I've been trying to solve this indefinite integral for some hours already. The problem is as follows:
a) Solve $\int{4x^5\ln(5x)dx}$ using integration by parts (IbP).
b) Verify your answer in (b) by solving the same integral, but with an integral table.
I already solved it using IbP, I got$$\frac{x^6(6\ln(5x)-1)}{9}+C.$$
My issues are with the second part of the problem. I can't seem to find an appropriate formula for this particular form. I've tried using $$\int{v^n\ln(v)dv}=v^{n+1}\left[\frac{\ln(v)}{n+1}-\frac{1}{\left(n+1\right)^2}\right] (i) ,$$ and multiplying $x^5$ by $5/5$, so I can make a variable substitution of $v=5x$.

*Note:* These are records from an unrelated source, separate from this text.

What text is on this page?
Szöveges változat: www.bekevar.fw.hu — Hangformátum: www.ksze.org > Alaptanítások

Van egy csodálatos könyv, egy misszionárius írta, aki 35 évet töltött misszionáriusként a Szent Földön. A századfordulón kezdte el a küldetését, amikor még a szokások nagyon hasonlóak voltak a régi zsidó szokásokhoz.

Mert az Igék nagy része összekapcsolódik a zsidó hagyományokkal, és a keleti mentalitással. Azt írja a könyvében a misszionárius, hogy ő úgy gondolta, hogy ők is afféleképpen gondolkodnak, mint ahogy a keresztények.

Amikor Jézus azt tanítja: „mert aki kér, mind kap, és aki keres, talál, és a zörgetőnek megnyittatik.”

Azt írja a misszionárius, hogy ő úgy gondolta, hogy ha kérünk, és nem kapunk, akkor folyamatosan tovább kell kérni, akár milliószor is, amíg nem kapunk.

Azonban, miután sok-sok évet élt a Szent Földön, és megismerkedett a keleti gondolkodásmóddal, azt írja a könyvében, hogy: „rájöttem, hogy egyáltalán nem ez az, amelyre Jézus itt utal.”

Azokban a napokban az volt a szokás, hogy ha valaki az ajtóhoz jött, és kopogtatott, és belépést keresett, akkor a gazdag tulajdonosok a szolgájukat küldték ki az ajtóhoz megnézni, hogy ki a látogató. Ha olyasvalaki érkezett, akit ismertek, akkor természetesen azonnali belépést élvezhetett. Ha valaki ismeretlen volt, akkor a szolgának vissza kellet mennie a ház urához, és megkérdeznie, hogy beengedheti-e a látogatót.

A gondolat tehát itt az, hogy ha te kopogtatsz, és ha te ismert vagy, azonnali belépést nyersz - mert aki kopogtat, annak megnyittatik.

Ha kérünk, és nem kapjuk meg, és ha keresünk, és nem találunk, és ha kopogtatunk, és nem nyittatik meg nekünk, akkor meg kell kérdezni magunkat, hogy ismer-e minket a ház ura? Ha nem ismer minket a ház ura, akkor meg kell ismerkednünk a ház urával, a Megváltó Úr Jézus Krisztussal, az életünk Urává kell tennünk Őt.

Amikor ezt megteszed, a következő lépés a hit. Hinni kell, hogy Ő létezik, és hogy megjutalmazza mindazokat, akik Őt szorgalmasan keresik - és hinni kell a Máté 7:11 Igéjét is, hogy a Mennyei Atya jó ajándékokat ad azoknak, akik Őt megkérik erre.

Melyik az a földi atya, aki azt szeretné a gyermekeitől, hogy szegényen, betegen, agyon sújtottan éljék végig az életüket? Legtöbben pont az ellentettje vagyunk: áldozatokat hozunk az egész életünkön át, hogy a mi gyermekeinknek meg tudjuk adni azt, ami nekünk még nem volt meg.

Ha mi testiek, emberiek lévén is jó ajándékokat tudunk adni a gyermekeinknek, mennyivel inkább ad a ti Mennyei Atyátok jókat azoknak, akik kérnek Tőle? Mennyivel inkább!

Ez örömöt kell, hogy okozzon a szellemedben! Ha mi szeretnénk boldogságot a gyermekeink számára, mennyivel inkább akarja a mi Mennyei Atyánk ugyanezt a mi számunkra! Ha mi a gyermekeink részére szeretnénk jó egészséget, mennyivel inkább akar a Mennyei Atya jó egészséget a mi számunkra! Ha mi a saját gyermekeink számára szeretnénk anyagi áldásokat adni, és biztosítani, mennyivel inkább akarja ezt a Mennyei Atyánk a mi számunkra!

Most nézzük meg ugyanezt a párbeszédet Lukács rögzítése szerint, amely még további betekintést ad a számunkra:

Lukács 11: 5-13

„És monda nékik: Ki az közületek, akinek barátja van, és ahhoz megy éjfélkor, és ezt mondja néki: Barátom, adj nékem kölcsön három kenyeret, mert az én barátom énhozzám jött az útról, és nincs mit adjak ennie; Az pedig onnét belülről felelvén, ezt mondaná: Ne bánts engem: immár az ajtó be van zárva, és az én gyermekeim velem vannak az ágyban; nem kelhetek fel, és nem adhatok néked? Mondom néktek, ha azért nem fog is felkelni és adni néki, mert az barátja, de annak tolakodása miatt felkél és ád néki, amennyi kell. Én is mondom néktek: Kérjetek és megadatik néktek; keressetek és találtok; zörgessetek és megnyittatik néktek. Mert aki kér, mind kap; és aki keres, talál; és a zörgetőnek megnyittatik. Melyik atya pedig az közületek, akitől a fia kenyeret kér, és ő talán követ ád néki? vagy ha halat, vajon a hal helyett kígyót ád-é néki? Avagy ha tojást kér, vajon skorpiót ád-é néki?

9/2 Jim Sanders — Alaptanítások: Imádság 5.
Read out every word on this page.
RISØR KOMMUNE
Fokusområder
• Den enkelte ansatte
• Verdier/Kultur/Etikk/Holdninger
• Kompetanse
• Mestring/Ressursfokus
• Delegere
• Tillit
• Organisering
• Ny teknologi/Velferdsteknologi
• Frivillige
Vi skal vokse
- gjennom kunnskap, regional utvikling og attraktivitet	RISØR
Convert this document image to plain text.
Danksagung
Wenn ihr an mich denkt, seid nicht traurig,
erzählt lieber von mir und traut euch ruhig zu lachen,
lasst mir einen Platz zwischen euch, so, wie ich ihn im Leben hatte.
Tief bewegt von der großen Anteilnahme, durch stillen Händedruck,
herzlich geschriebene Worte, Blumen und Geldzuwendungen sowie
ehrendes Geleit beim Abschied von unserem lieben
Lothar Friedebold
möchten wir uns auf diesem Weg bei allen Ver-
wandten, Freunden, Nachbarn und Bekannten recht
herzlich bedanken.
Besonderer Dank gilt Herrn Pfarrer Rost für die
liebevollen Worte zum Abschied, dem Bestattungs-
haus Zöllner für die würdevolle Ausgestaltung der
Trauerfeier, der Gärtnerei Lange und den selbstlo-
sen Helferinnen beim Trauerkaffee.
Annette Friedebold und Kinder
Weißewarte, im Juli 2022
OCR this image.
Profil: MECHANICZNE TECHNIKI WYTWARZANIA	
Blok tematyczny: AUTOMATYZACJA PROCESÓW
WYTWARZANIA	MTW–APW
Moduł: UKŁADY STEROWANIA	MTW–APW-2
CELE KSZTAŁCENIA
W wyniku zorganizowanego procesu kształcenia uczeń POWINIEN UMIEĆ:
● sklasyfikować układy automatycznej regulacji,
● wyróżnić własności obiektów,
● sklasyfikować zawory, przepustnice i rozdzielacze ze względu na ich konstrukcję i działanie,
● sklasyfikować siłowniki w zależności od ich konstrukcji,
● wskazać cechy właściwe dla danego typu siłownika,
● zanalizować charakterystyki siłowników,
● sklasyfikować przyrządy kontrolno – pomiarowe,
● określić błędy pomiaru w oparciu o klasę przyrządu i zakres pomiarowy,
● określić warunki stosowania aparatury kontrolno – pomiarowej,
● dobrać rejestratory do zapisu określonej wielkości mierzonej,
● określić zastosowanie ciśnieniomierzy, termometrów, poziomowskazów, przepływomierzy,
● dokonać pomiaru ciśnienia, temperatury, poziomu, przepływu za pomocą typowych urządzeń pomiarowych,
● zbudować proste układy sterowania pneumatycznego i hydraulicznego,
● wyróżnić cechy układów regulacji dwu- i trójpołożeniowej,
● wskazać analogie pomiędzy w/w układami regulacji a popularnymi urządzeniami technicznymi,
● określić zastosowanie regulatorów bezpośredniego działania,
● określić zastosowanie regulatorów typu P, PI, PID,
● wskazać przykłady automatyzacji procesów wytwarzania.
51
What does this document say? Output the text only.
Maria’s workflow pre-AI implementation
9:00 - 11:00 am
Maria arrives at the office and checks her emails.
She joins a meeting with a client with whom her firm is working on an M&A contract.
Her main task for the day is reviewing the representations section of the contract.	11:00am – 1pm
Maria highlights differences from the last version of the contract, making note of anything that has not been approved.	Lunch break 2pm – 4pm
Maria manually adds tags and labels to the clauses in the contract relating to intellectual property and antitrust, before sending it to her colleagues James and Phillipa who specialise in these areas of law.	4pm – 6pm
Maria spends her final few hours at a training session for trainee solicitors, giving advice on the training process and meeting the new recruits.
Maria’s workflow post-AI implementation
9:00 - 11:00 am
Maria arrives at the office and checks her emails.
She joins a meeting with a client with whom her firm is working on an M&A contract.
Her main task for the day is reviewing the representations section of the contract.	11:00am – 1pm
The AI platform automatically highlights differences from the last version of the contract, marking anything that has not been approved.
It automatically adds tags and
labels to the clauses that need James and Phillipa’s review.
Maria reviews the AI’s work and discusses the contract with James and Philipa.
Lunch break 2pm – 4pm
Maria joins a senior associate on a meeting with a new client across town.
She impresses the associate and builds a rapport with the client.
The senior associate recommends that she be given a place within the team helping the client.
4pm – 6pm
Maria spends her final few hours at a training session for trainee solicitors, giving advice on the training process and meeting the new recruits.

I later realized this is not valid since $5x^5$ is not the same as $\left(5x\right)^5$, and that conflicts with the statement $v=5x$; nonetheless, I still believe it should be totally possible to transform one of the two expressions ($x^5$ or $\ln(5x)$) so you can use (i).
I would be really thankful if someone could point out any mistakes I made on my thought process, or if there's another way to solve (b). Thanks!
If
$$I=\int 4x^5\ln(5x)~\mathrm{d}x$$
and we make the substitution
$$u=5x,\quad\mathrm{d}u=5~\mathrm{d}x,$$
then
$$I=\int\frac{4}{5}\left(\frac{u}{5}\right)^5\ln u~\mathrm{d}u=\frac{4}{5^6}\int u^5\ln u~\mathrm{d}u.$$
In this form, you can use the proposed formula from your table.